Il programmable rimpiazzerĂ  il programmatic

Superare l’altro è avere la forza, superare sé stessi è essere forti (Confucio).

E se si può dire tranquillamente che il programmatic “l’altro”, inteso come il vecchio modo di concepire l’advertising, lo abbia superato abbondantemente e pure in scioltezza ora non resta che la sfida più tosta: quella contro sé stesso.

Il programmable, nome caldo nel mondo del digital marketing italiano ormai da mesi, atro non è che l’incarnazione dell’inevitabile processo di evoluzione che ogni prodotto legato a questo mondo subisce nel corso del tempo.

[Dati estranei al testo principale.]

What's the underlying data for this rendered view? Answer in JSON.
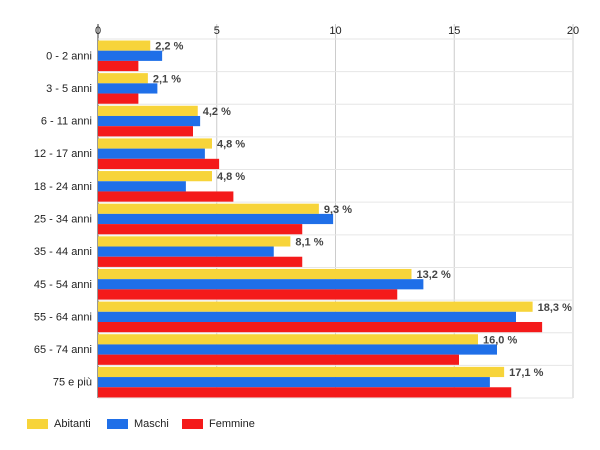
{
  "chart_data": {
    "type": "bar",
    "orientation": "horizontal",
    "title": "",
    "xlabel": "",
    "ylabel": "",
    "xlim": [
      0,
      20
    ],
    "x_ticks": [
      0,
      5,
      10,
      15,
      20
    ],
    "grid": true,
    "legend_position": "bottom-left",
    "categories": [
      "0 - 2 anni",
      "3 - 5 anni",
      "6 - 11 anni",
      "12 - 17 anni",
      "18 - 24 anni",
      "25 - 34 anni",
      "35 - 44 anni",
      "45 - 54 anni",
      "55 - 64 anni",
      "65 - 74 anni",
      "75 e più"
    ],
    "series": [
      {
        "name": "Abitanti",
        "color": "#f7d43a",
        "values": [
          2.2,
          2.1,
          4.2,
          4.8,
          4.8,
          9.3,
          8.1,
          13.2,
          18.3,
          16.0,
          17.1
        ]
      },
      {
        "name": "Maschi",
        "color": "#1f6fe8",
        "values": [
          2.7,
          2.5,
          4.3,
          4.5,
          3.7,
          9.9,
          7.4,
          13.7,
          17.6,
          16.8,
          16.5
        ]
      },
      {
        "name": "Femmine",
        "color": "#f41a1a",
        "values": [
          1.7,
          1.7,
          4.0,
          5.1,
          5.7,
          8.6,
          8.6,
          12.6,
          18.7,
          15.2,
          17.4
        ]
      }
    ],
    "data_labels": [
      "2,2 %",
      "2,1 %",
      "4,2 %",
      "4,8 %",
      "4,8 %",
      "9,3 %",
      "8,1 %",
      "13,2 %",
      "18,3 %",
      "16,0 %",
      "17,1 %"
    ]
  }
}
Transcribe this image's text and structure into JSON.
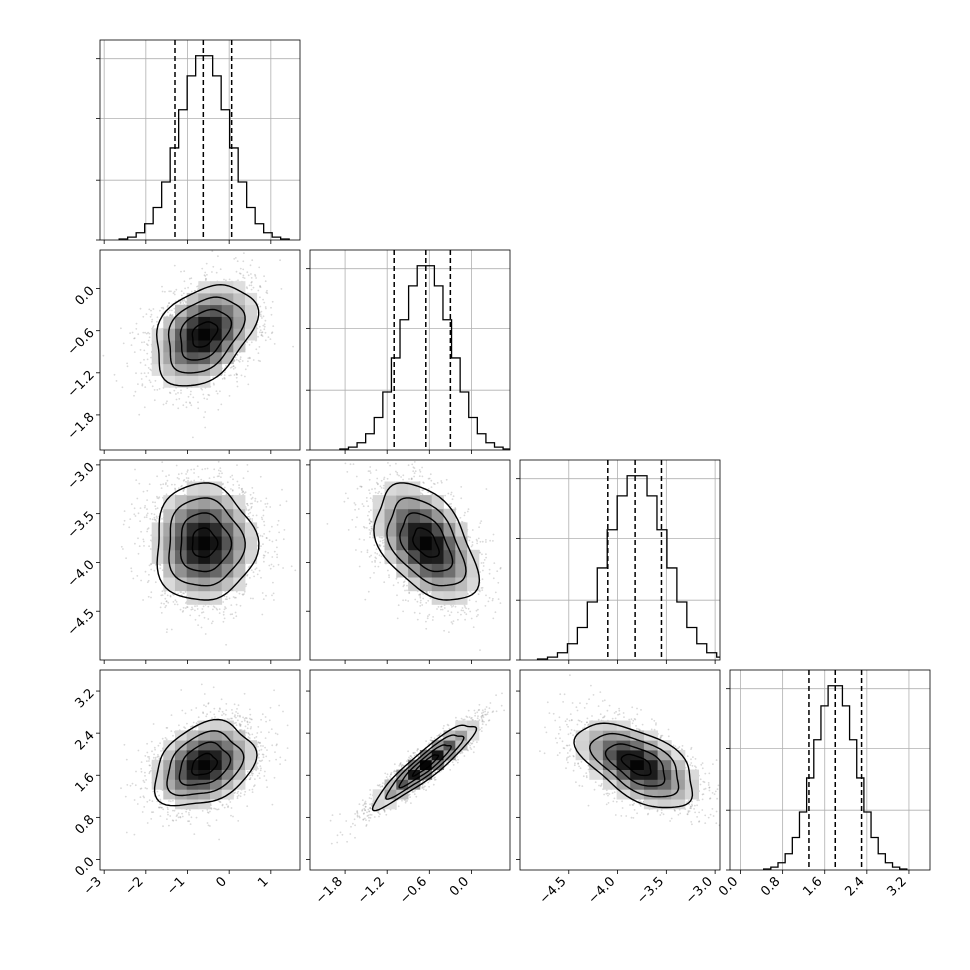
{
  "chart_data": {
    "type": "corner",
    "parameters": [
      {
        "range": [
          -3.1,
          1.7
        ],
        "ticks": [
          -3,
          -2,
          -1,
          0,
          1
        ],
        "tick_labels": [
          "−3",
          "−2",
          "−1",
          "0",
          "1"
        ],
        "mean": -0.6,
        "sd": 0.6,
        "quantiles": [
          -1.3,
          -0.62,
          0.06
        ]
      },
      {
        "range": [
          -2.3,
          0.55
        ],
        "ticks": [
          -1.8,
          -1.2,
          -0.6,
          0.0
        ],
        "tick_labels": [
          "−1.8",
          "−1.2",
          "−0.6",
          "0.0"
        ],
        "mean": -0.65,
        "sd": 0.36,
        "quantiles": [
          -1.1,
          -0.65,
          -0.3
        ]
      },
      {
        "range": [
          -5.0,
          -2.95
        ],
        "ticks": [
          -4.5,
          -4.0,
          -3.5,
          -3.0
        ],
        "tick_labels": [
          "−4.5",
          "−4.0",
          "−3.5",
          "−3.0"
        ],
        "mean": -3.8,
        "sd": 0.3,
        "quantiles": [
          -4.1,
          -3.82,
          -3.55
        ]
      },
      {
        "range": [
          -0.2,
          3.6
        ],
        "ticks": [
          0.0,
          0.8,
          1.6,
          2.4,
          3.2
        ],
        "tick_labels": [
          "0.0",
          "0.8",
          "1.6",
          "2.4",
          "3.2"
        ],
        "mean": 1.8,
        "sd": 0.4,
        "quantiles": [
          1.3,
          1.8,
          2.3
        ]
      }
    ],
    "correlations": [
      {
        "pair": [
          0,
          1
        ],
        "rho": 0.35
      },
      {
        "pair": [
          0,
          2
        ],
        "rho": 0.0
      },
      {
        "pair": [
          1,
          2
        ],
        "rho": -0.45
      },
      {
        "pair": [
          0,
          3
        ],
        "rho": 0.3
      },
      {
        "pair": [
          1,
          3
        ],
        "rho": 0.92
      },
      {
        "pair": [
          2,
          3
        ],
        "rho": -0.55
      }
    ],
    "contour_levels": [
      0.5,
      1.0,
      1.5,
      2.0
    ],
    "histogram_bins": 20,
    "grid": true
  }
}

Che cosa è il programmable

Vista la grande somiglianza tra i due termini cerchiamo di fare un po’ d’ordine. Nel programmatic, la gestione dell’erogazione delle impression agli utenti e tutti gli aspetti ad esso correlati come, ad esempio, il formato creativo, il tipo di device o i domini su cui apparire sono interamente gestiti dagli algoritmi delle varie DSP sulla base delle impostazioni definite, in fase di setup, dall’advertiser. Con il programmable invece abbiamo sempre un processo di compravendita automatizzato, esattamente come avviene ora, ma i brand possono partecipare attivamente alla costruzione di un proprio algoritmo “ad hoc”. Quest’ultimo è infatti personalizzato in base alle conoscenze che l’azienda ha del proprio target e del proprio mercato di riferimento permettendo l’inserimento di messaggi e di obbiettivi altamente personalizzati. Ogni azienda avrà inoltre l’opportunità di integrare i dati della propria DMP con le piattaforme di advertising permettendo così di sfruttare importanti informazioni in grado di ottimizzare ogni strategia e garantendo un significativo miglioramento delle performance.

Conclusioni

In questo scenario non bisogna però trascurare il ruolo dei trading desk. Se infatti, sono pronti ad integrare il loro ruolo attuale con uno di consulenza, possono offrire agli inserzionisti, tramite un’assistenza esperta e mirata in questo nuovo campo, un apporto decisivo. Grazie al loro valore aggiunto composto da esperti e professionisti, possono garantire una corretta integrazione tra l’algoritmo e i dati aziendali con conseguente miglioramento e ottimizzazione delle performance. Il lavoro di squadra tra l’esperienza umana, la forza di calcolo dell’algoritmo e i dati in possesso delle aziende, permette di valorizzare al massimo il processo di advertising programmatico.